I’m used to being stared at in Japan, but one hundred and fifteen senior citizens all staring at me at once is a new experience to be honest. That they were expecting a speech from me was all the stranger. Yet, there I was in front of a collection of silver haired, wrinkle faced, smiling and occasionally snoring faces about to have a one hour ramble on all things Japanese and British.
I should perhaps clarify before people begin to think I make a habit of strolling into old folks homes and regaling a room full of pensioners with tales from a long dead empire. I’d actually been hired to do this as part of the usual rent-a-gaijin service my employers run, ‘Need a pale faced young man from rainier shores to promote your local service? We have your gaijin.’ There’s no harm in it, usually they just want someone to write a few words in English on their service. I did just that for a local river rafting company; that I ended up wearing a traditional peasants hat and blue happi (essentially the top half of a heavy cotton kimono or yukata) and posing for a photo was sheer coincidence. This time however, I was stood at the front of a large meeting room on the third floor of the local government building and sharing my thoughts on weather, sport and food in Japan and Britain.
The way it worked was that I’d reel off a short sentence or two and then a very nice English chap who’s been out here for many a year would translate my peculiar ramblings into much clearer Japanese.
My nervousness in such events often translates in an infuriating way.

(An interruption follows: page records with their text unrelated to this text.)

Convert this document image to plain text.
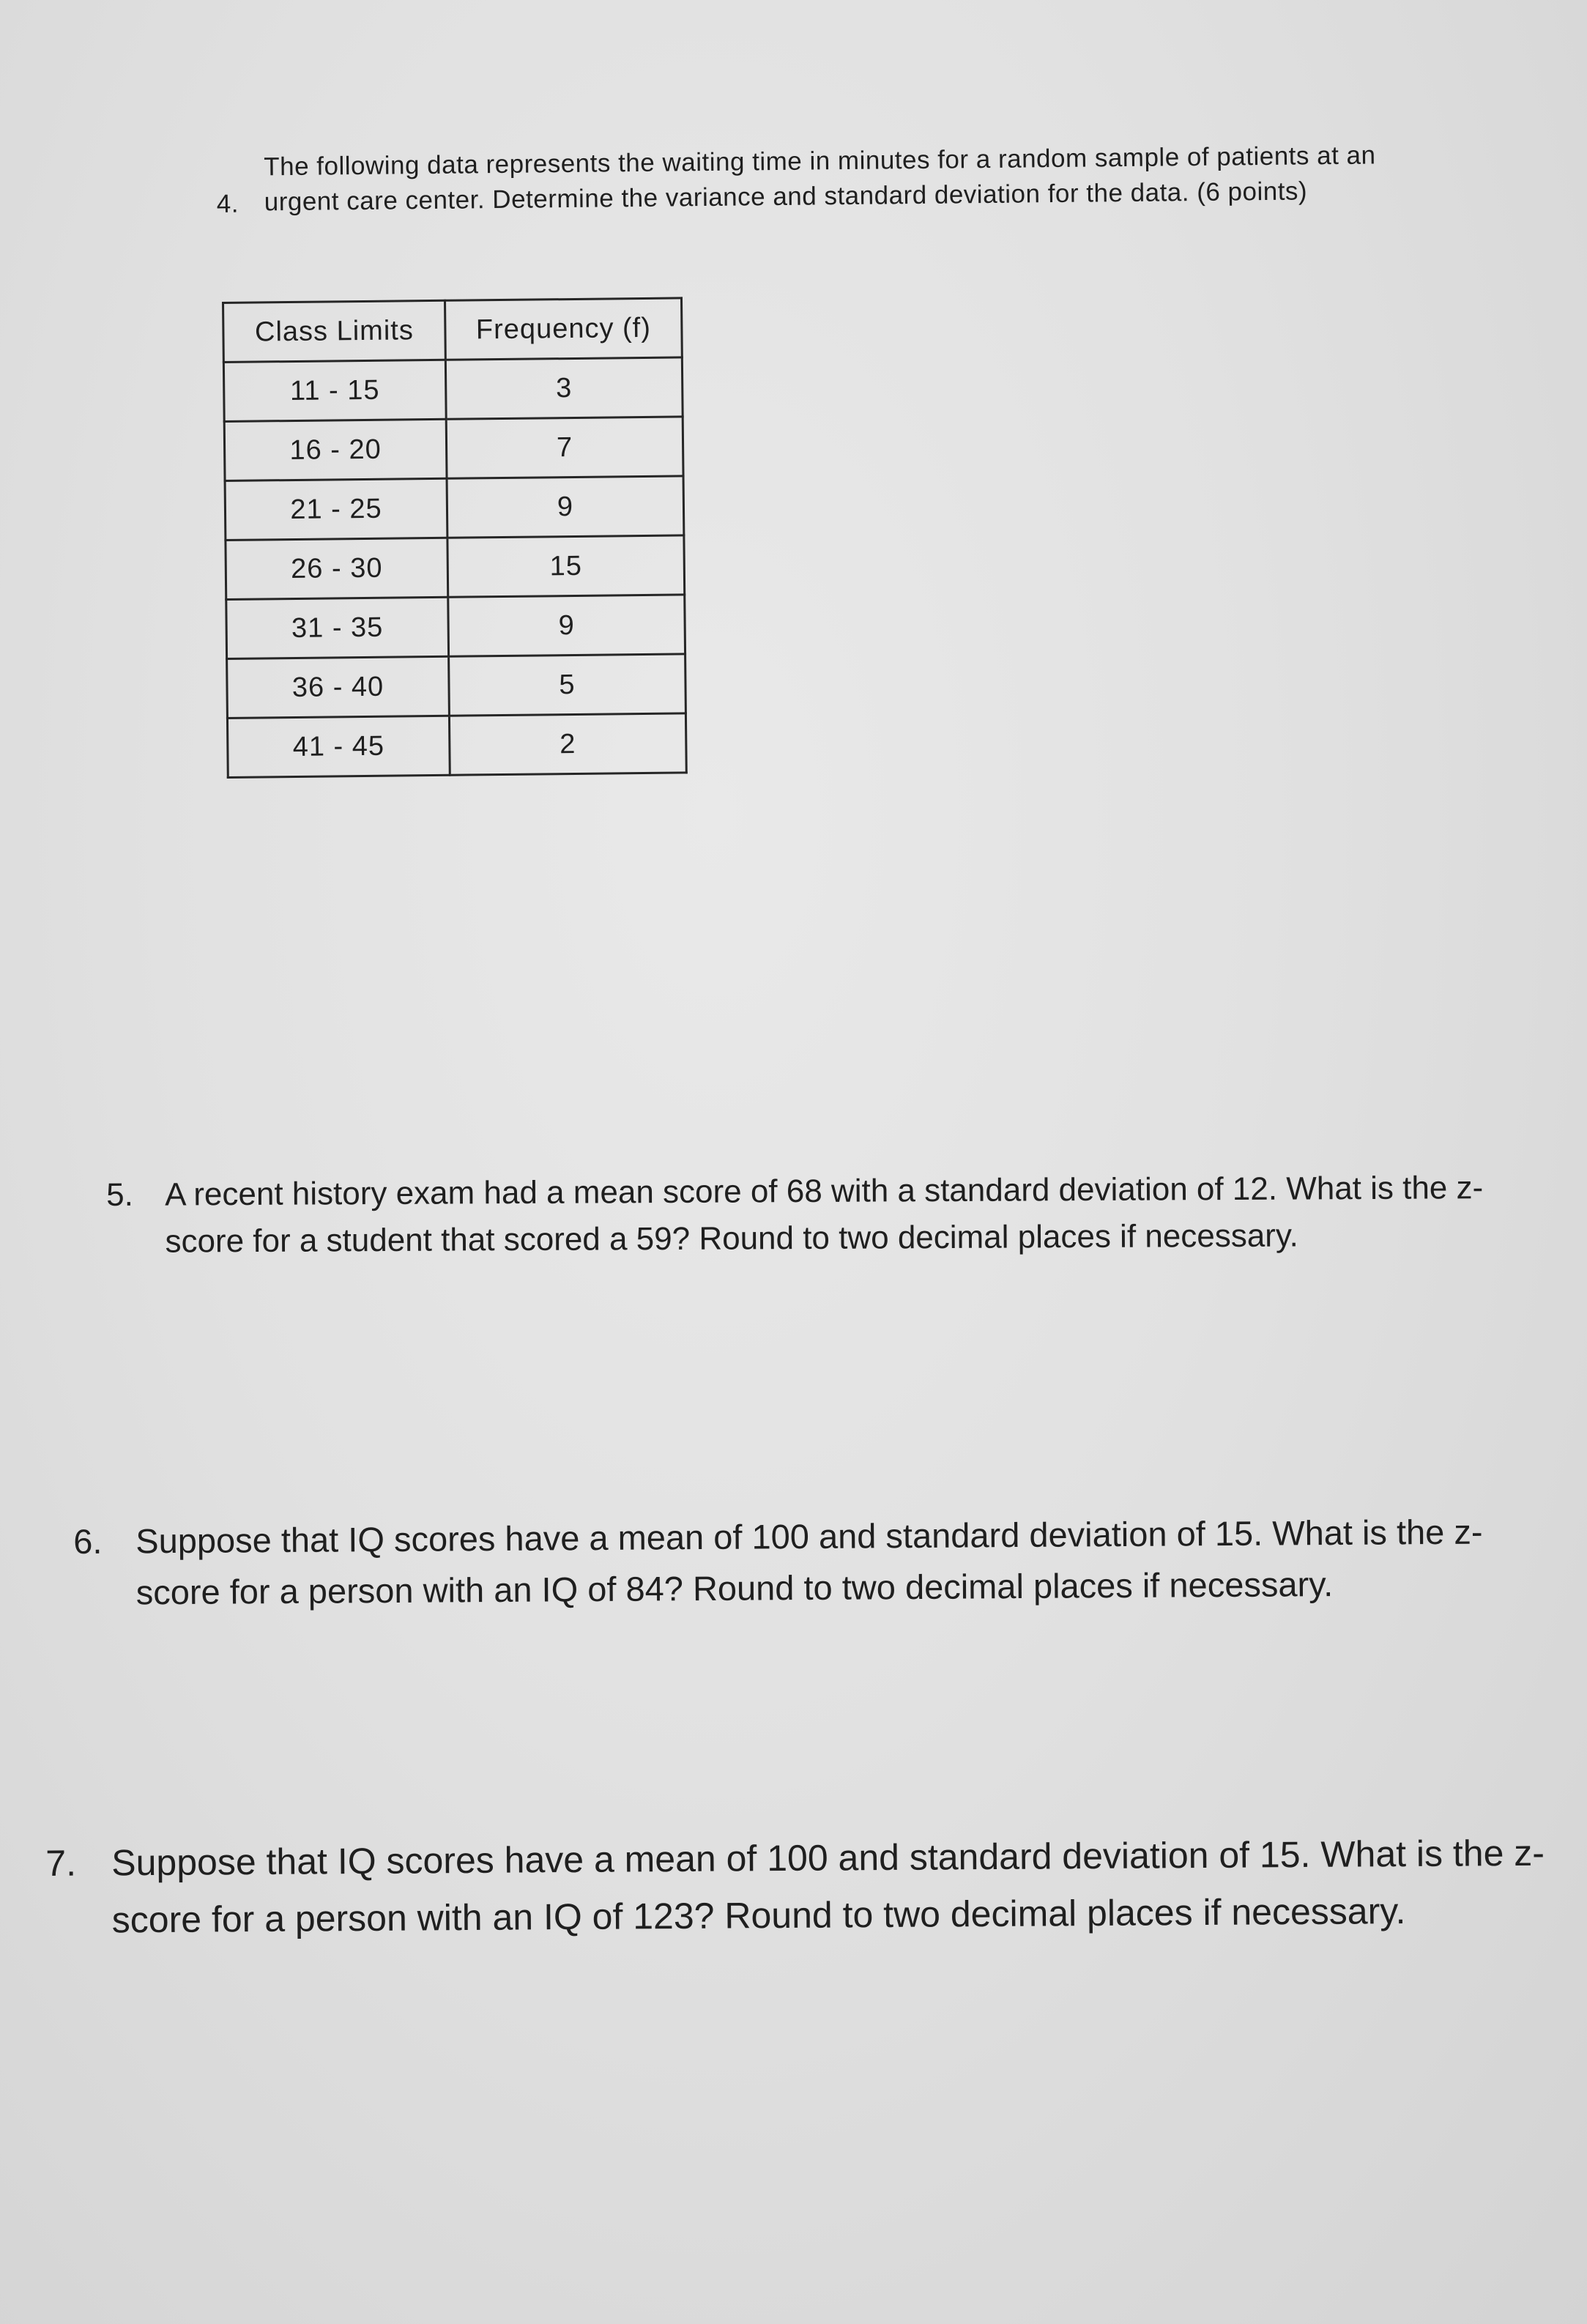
4.
The following data represents the waiting time in minutes for a random sample of patients at an urgent care center. Determine the variance and standard deviation for the data. (6 points)
Class Limits	Frequency (f)
11 - 15	3
16 - 20	7
21 - 25	9
26 - 30	15
31 - 35	9
36 - 40	5
41 - 45	2
5. A recent history exam had a mean score of 68 with a standard deviation of 12. What is the z-score for a student that scored a 59? Round to two decimal places if necessary.
6. Suppose that IQ scores have a mean of 100 and standard deviation of 15. What is the z-score for a person with an IQ of 84? Round to two decimal places if necessary.
7. Suppose that IQ scores have a mean of 100 and standard deviation of 15. What is the z-score for a person with an IQ of 123? Round to two decimal places if necessary.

I can speak perfectly clearly, but my hands will shake a fair bit. It’s certainly not as bad as it was when I was kid, a year or so of bartending and now teaching everyday means I’m pretty confident when it comes to holding the attention of a table full of people but it’d be fair to say that a hundred and fifteen people is outside my usual comfort zone.
I started to ease into it all pretty quickly, even managing to get a few laughs when I mentioned how I became a Hiroshima Carp fan because supporting a winning team just doesn’t feel like… well like supporting a team really. Supporting England and Huddersfield Town is hardly the quick path to glory after all.
Eventually we reached the question and answer portion of the event from which I hadn’t really expected too many surprises. This is after all a nation of infuriatingly polite people and as such not prone to asking difficult questions. Usually never straying beyond, ‘is this delicious?’ But I’d forgotten that I live in a country where the elderly rule and inappropriate questions come not from the mouths of cheeky teenagers but from brazen oldies.
Militarism. Check. Nuclear weapons. Check.
It’s quite fortunate that on these two topics I generally agree wholeheartedly with the Japanese otherwise I’d know what one hundred and fifteen disapproving old Japanese people sound like.
Disappointingly I was asked the difference between England and Britain, some Japanese being blissfully unaware of the existence of Scottish people beyond scotch and the Welsh beyond… well they don’t know Wales is there really.
Fortunately one man had some inkling of the construction of our Kingdom and asked me whether all the countries in the UK still hate each other. No of course not, I told him. They all hate England.
Though when abroad, they just hate that no one seems to know that Scotland isn’t a prefecture of England.